Viele Floskeln und unsachgemäße Reden am Thema vorbei vermögen keineswegs, den Kern der Flüchtlingskrise auch nur ansatzweise zu lösen. Der schnell herausposaunte Spruch der Bundeskanzlerin, „Wir schaffen das“, im Diskurs zur Realität? Auf alle Fälle.

Solch große Töne halten den Widerständen und Problemen eben nicht stand. Einerseits brüsten die politisch Verantwortlichen sich mit annäherd offiziellen Flüchtlingszahlen, nahezu 1,1 Millionen Asylsuchende sollen es in der BRD im letzten Jahr gewesen sein, andererseits wird der Anteil illegal Eingereister wesentlich höher sein. Dieser wohlgefällige Zustand einer hilflosen Politik steht im Widerspruch zu den ständigen Mißständen im Lande, die ohnehin die Bevölkerung an den Rand eines sozialverträglichen Lebens bisherig führten.
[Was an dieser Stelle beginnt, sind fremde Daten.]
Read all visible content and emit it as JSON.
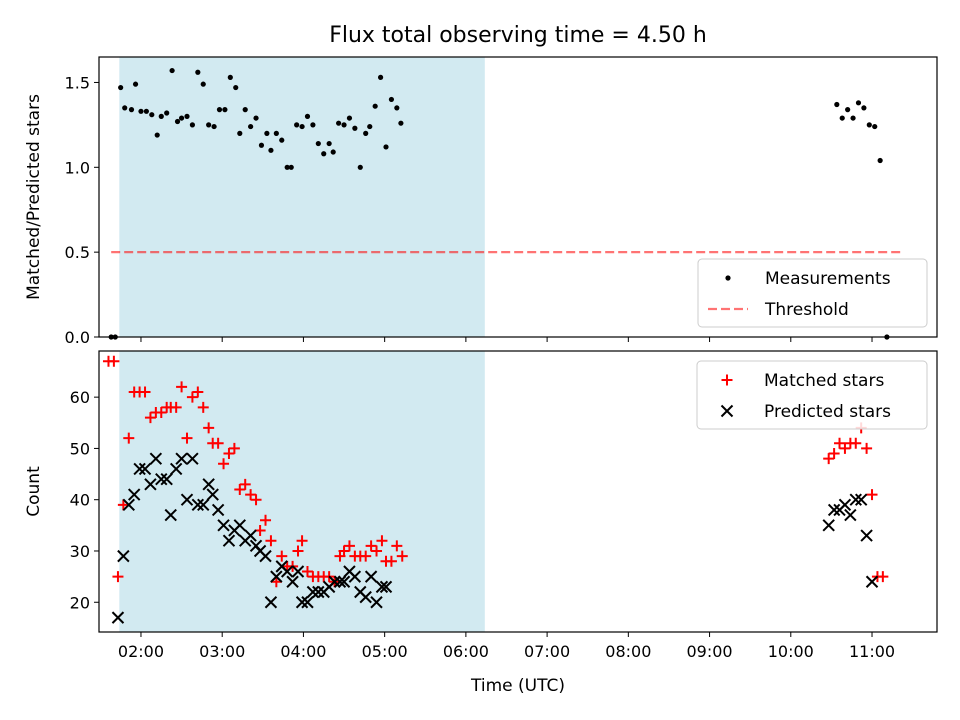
{
  "title": "Flux total observing time = 4.50 h",
  "colors": {
    "shade": "#add8e6",
    "measurement": "#000000",
    "threshold": "#ff0000",
    "matched": "#ff0000",
    "predicted": "#000000"
  },
  "chart_data": [
    {
      "type": "scatter",
      "ylabel": "Matched/Predicted stars",
      "ylim": [
        0,
        1.65
      ],
      "yticks": [
        "0.0",
        "0.5",
        "1.0",
        "1.5"
      ],
      "ytick_values": [
        0,
        0.5,
        1.0,
        1.5
      ],
      "xlim": [
        "01:29",
        "11:48"
      ],
      "x_tick_labels_shown": false,
      "shaded_interval": [
        "01:44",
        "06:14"
      ],
      "legend_position": "lower right",
      "legend": [
        "Measurements",
        "Threshold"
      ],
      "threshold": {
        "name": "Threshold",
        "value": 0.5,
        "x_range": [
          "01:38",
          "11:23"
        ],
        "style": "dashed"
      },
      "series": [
        {
          "name": "Measurements",
          "marker": "dot",
          "points": [
            [
              "01:38",
              0.0
            ],
            [
              "01:41",
              0.0
            ],
            [
              "01:45",
              1.47
            ],
            [
              "01:48",
              1.35
            ],
            [
              "01:53",
              1.34
            ],
            [
              "01:56",
              1.49
            ],
            [
              "02:00",
              1.33
            ],
            [
              "02:04",
              1.33
            ],
            [
              "02:08",
              1.31
            ],
            [
              "02:12",
              1.19
            ],
            [
              "02:15",
              1.3
            ],
            [
              "02:19",
              1.32
            ],
            [
              "02:23",
              1.57
            ],
            [
              "02:27",
              1.27
            ],
            [
              "02:30",
              1.29
            ],
            [
              "02:34",
              1.3
            ],
            [
              "02:38",
              1.25
            ],
            [
              "02:42",
              1.56
            ],
            [
              "02:46",
              1.49
            ],
            [
              "02:50",
              1.25
            ],
            [
              "02:54",
              1.24
            ],
            [
              "02:58",
              1.34
            ],
            [
              "03:02",
              1.34
            ],
            [
              "03:06",
              1.53
            ],
            [
              "03:10",
              1.47
            ],
            [
              "03:13",
              1.2
            ],
            [
              "03:17",
              1.34
            ],
            [
              "03:21",
              1.24
            ],
            [
              "03:25",
              1.29
            ],
            [
              "03:29",
              1.13
            ],
            [
              "03:33",
              1.2
            ],
            [
              "03:36",
              1.1
            ],
            [
              "03:40",
              1.2
            ],
            [
              "03:44",
              1.16
            ],
            [
              "03:48",
              1.0
            ],
            [
              "03:51",
              1.0
            ],
            [
              "03:55",
              1.25
            ],
            [
              "03:59",
              1.24
            ],
            [
              "04:03",
              1.3
            ],
            [
              "04:07",
              1.25
            ],
            [
              "04:11",
              1.14
            ],
            [
              "04:15",
              1.08
            ],
            [
              "04:19",
              1.14
            ],
            [
              "04:22",
              1.09
            ],
            [
              "04:26",
              1.26
            ],
            [
              "04:30",
              1.25
            ],
            [
              "04:34",
              1.29
            ],
            [
              "04:38",
              1.23
            ],
            [
              "04:42",
              1.0
            ],
            [
              "04:46",
              1.2
            ],
            [
              "04:49",
              1.24
            ],
            [
              "04:53",
              1.36
            ],
            [
              "04:57",
              1.53
            ],
            [
              "05:01",
              1.12
            ],
            [
              "05:05",
              1.4
            ],
            [
              "05:09",
              1.35
            ],
            [
              "05:12",
              1.26
            ],
            [
              "10:34",
              1.37
            ],
            [
              "10:38",
              1.29
            ],
            [
              "10:42",
              1.34
            ],
            [
              "10:46",
              1.29
            ],
            [
              "10:50",
              1.38
            ],
            [
              "10:54",
              1.35
            ],
            [
              "10:58",
              1.25
            ],
            [
              "11:02",
              1.24
            ],
            [
              "11:06",
              1.04
            ],
            [
              "11:11",
              0.0
            ]
          ]
        }
      ]
    },
    {
      "type": "scatter",
      "xlabel": "Time (UTC)",
      "ylabel": "Count",
      "ylim": [
        14.2,
        69
      ],
      "yticks": [
        "20",
        "30",
        "40",
        "50",
        "60"
      ],
      "ytick_values": [
        20,
        30,
        40,
        50,
        60
      ],
      "xlim": [
        "01:29",
        "11:48"
      ],
      "xticks": [
        "02:00",
        "03:00",
        "04:00",
        "05:00",
        "06:00",
        "07:00",
        "08:00",
        "09:00",
        "10:00",
        "11:00"
      ],
      "shaded_interval": [
        "01:44",
        "06:14"
      ],
      "legend_position": "upper right",
      "legend": [
        "Matched stars",
        "Predicted stars"
      ],
      "series": [
        {
          "name": "Matched stars",
          "marker": "plus",
          "points": [
            [
              "01:36",
              67
            ],
            [
              "01:40",
              67
            ],
            [
              "01:43",
              25
            ],
            [
              "01:47",
              39
            ],
            [
              "01:51",
              52
            ],
            [
              "01:55",
              61
            ],
            [
              "01:59",
              61
            ],
            [
              "02:03",
              61
            ],
            [
              "02:07",
              56
            ],
            [
              "02:11",
              57
            ],
            [
              "02:15",
              57
            ],
            [
              "02:19",
              58
            ],
            [
              "02:22",
              58
            ],
            [
              "02:26",
              58
            ],
            [
              "02:30",
              62
            ],
            [
              "02:34",
              52
            ],
            [
              "02:38",
              60
            ],
            [
              "02:42",
              61
            ],
            [
              "02:46",
              58
            ],
            [
              "02:50",
              54
            ],
            [
              "02:53",
              51
            ],
            [
              "02:57",
              51
            ],
            [
              "03:01",
              47
            ],
            [
              "03:05",
              49
            ],
            [
              "03:09",
              50
            ],
            [
              "03:13",
              42
            ],
            [
              "03:17",
              43
            ],
            [
              "03:21",
              41
            ],
            [
              "03:25",
              40
            ],
            [
              "03:28",
              34
            ],
            [
              "03:32",
              36
            ],
            [
              "03:36",
              32
            ],
            [
              "03:40",
              24
            ],
            [
              "03:44",
              29
            ],
            [
              "03:48",
              27
            ],
            [
              "03:52",
              27
            ],
            [
              "03:56",
              30
            ],
            [
              "03:59",
              32
            ],
            [
              "04:03",
              26
            ],
            [
              "04:07",
              25
            ],
            [
              "04:11",
              25
            ],
            [
              "04:15",
              25
            ],
            [
              "04:19",
              25
            ],
            [
              "04:23",
              24
            ],
            [
              "04:27",
              29
            ],
            [
              "04:30",
              30
            ],
            [
              "04:34",
              31
            ],
            [
              "04:38",
              29
            ],
            [
              "04:42",
              29
            ],
            [
              "04:46",
              29
            ],
            [
              "04:50",
              31
            ],
            [
              "04:54",
              30
            ],
            [
              "04:58",
              32
            ],
            [
              "05:01",
              28
            ],
            [
              "05:05",
              28
            ],
            [
              "05:09",
              31
            ],
            [
              "05:13",
              29
            ],
            [
              "10:28",
              48
            ],
            [
              "10:32",
              49
            ],
            [
              "10:36",
              51
            ],
            [
              "10:40",
              50
            ],
            [
              "10:44",
              51
            ],
            [
              "10:48",
              51
            ],
            [
              "10:52",
              54
            ],
            [
              "10:56",
              50
            ],
            [
              "11:00",
              41
            ],
            [
              "11:04",
              25
            ],
            [
              "11:08",
              25
            ]
          ]
        },
        {
          "name": "Predicted stars",
          "marker": "x",
          "points": [
            [
              "01:43",
              17
            ],
            [
              "01:47",
              29
            ],
            [
              "01:51",
              39
            ],
            [
              "01:55",
              41
            ],
            [
              "01:59",
              46
            ],
            [
              "02:03",
              46
            ],
            [
              "02:07",
              43
            ],
            [
              "02:11",
              48
            ],
            [
              "02:15",
              44
            ],
            [
              "02:19",
              44
            ],
            [
              "02:22",
              37
            ],
            [
              "02:26",
              46
            ],
            [
              "02:30",
              48
            ],
            [
              "02:34",
              40
            ],
            [
              "02:38",
              48
            ],
            [
              "02:42",
              39
            ],
            [
              "02:46",
              39
            ],
            [
              "02:50",
              43
            ],
            [
              "02:53",
              41
            ],
            [
              "02:57",
              38
            ],
            [
              "03:01",
              35
            ],
            [
              "03:05",
              32
            ],
            [
              "03:09",
              34
            ],
            [
              "03:13",
              35
            ],
            [
              "03:17",
              32
            ],
            [
              "03:21",
              33
            ],
            [
              "03:25",
              31
            ],
            [
              "03:28",
              30
            ],
            [
              "03:32",
              29
            ],
            [
              "03:36",
              20
            ],
            [
              "03:40",
              25
            ],
            [
              "03:44",
              27
            ],
            [
              "03:48",
              26
            ],
            [
              "03:52",
              24
            ],
            [
              "03:56",
              26
            ],
            [
              "03:59",
              20
            ],
            [
              "04:03",
              20
            ],
            [
              "04:07",
              22
            ],
            [
              "04:11",
              22
            ],
            [
              "04:15",
              22
            ],
            [
              "04:19",
              23
            ],
            [
              "04:23",
              24
            ],
            [
              "04:27",
              24
            ],
            [
              "04:30",
              24
            ],
            [
              "04:34",
              26
            ],
            [
              "04:38",
              25
            ],
            [
              "04:42",
              22
            ],
            [
              "04:46",
              21
            ],
            [
              "04:50",
              25
            ],
            [
              "04:54",
              20
            ],
            [
              "04:58",
              23
            ],
            [
              "05:01",
              23
            ],
            [
              "10:28",
              35
            ],
            [
              "10:32",
              38
            ],
            [
              "10:36",
              38
            ],
            [
              "10:40",
              39
            ],
            [
              "10:44",
              37
            ],
            [
              "10:48",
              40
            ],
            [
              "10:52",
              40
            ],
            [
              "10:56",
              33
            ],
            [
              "11:00",
              24
            ]
          ]
        }
      ]
    }
  ]
}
Politisches Theater und Forderungen der Gewerkschaften

Wer mag schon richtig einschätzen, was da hinter verschlossenen Türen zwischen Herrn Seehofer und Frau Merkel im Ergebnis beraten und beschlossen wird? Nach außen wirken die Ansagen des CSU-Vorsitzenden und bayerischen Ministerpräsidenten Horst Seehofer sehr bestimmend, möchte man glauben, er meine es ernst mit der Obergrenze von jährlich 200.000 Einreisenden in die BRD. Tatsächlich widerspricht ihm gleich Frau Merkel, die dies offen läßt, es sei ein europäisches Problem.

Jenes politische Theater zeigt einmal mehr, in wie weit die Bundespolitik dem der USA sich ähnelt, wo ebenso viel Show die Bürger blenden soll. Unterm Strich wird ohnehin über die Köpfe und kritischen Stimmen hinweg entschieden. Deutschland hat nunmal die meisten Flüchtlinge aufgenommen, damit auch die Hauptlast zu tragen, die vor allem die Gemeinden extremst belasten, Spannungen erheblich zunehmen.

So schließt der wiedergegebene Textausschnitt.